What Do Competitive Sports and La Famiglia Have in Common?

Not sure any of you saw this in the Sunday New York Times, but I found the article about “Bench Strength” very interesting.  The interview was with Sharon Napier, CEO of Partners+Napier, an ad agency based in Rochester NY.  It’s obvious Sharon is building an engaged organization.  I resonate with her on a number of different levels.

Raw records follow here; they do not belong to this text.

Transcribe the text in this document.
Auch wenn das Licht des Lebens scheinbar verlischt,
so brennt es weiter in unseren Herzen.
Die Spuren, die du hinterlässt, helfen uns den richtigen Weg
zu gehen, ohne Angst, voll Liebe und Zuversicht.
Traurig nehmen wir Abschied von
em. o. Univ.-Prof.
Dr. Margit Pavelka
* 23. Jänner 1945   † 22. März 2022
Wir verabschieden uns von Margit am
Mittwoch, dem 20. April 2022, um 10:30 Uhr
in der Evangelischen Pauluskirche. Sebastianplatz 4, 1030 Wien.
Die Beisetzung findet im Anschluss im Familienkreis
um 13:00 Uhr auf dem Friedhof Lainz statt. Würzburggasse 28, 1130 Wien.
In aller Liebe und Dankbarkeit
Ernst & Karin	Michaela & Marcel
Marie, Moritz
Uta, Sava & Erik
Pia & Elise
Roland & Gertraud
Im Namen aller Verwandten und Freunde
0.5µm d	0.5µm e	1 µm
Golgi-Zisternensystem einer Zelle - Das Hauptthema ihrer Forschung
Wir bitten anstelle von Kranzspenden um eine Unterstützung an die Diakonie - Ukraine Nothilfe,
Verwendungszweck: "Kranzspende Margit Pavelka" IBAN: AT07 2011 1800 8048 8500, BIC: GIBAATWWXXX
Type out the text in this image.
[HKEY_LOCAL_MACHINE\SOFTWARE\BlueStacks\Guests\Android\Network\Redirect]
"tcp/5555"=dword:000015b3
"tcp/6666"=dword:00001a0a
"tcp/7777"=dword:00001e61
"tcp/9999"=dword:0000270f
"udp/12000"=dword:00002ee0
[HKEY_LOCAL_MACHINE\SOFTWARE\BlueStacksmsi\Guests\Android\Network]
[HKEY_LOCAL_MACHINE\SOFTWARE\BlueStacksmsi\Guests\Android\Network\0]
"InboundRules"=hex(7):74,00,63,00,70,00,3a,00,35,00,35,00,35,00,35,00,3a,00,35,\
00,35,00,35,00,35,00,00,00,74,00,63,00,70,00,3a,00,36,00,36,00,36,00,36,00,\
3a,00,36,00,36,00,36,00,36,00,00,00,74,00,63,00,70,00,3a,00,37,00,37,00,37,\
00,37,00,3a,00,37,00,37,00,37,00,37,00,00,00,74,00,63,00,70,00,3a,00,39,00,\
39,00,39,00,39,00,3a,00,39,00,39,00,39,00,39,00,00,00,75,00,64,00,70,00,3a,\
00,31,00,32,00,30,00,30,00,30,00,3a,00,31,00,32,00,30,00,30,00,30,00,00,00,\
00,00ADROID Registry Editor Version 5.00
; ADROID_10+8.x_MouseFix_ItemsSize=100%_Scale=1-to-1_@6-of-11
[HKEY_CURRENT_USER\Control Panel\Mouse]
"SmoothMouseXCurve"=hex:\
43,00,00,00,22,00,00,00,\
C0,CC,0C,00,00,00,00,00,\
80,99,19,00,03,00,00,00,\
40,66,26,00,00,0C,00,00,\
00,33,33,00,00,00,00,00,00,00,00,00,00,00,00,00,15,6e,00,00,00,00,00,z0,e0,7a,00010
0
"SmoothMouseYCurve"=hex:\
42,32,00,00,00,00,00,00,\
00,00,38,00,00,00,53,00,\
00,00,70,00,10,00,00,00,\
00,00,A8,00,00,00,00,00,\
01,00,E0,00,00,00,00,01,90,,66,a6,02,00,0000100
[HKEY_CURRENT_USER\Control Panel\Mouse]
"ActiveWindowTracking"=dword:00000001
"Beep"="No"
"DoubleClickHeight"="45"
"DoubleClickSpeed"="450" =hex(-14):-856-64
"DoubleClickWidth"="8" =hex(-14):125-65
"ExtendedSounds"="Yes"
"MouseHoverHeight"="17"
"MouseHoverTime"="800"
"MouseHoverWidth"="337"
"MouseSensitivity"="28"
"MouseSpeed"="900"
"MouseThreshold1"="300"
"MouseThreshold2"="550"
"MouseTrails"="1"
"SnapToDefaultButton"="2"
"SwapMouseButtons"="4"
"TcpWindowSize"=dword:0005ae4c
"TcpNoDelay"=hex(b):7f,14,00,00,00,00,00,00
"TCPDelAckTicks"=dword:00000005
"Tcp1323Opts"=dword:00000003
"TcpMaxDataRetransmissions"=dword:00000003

Sharon’s values and beliefs about people and the roles they play in her company are similar to mine.  As a sportswoman in high school and college, she likes to use sports metaphors in her organization.  She references the experience students have of being a star in high school, then being the 9th player in college.  While this may be difficult for some to digest, the point of her sports analogies is that everyone on a team has a role, and each role has a specific purpose.  People must be clear about their purpose on the team so that they can step up, but also so that the team can realize its potential.

Secondly, Sharon names family as one of her key corporate values.  We both come from Italian heritage and “la famiglia” is an important aspect of life.  It assumes a certain loyalty, sticking together and compassion and caring for family members.  Growing up in this culture creates a sense of belonging, appreciation and being valued for all involved.  Transferring these values to the workplace helps create engagement.  I am sure Sharon, like myself, has had to clarify family as a value statement for those who have not had a positive family upbringing.

Lastly, Sharon is a woman business owner.  Having served on the Board of the National Association of Women Business Owners and President of the NYC chapter, I recognize that many women are comfortable with their feminine energy and can bring the universal feminine into the workplace. Having received an MBA in her mid-forties, much of Sharon’s business acumen has been developed over her lifetime.  My hunch is Sharon can draw from the strength of her energies to successfully manage her business. A model for all of us to consider in pursuit of building engaged organizations.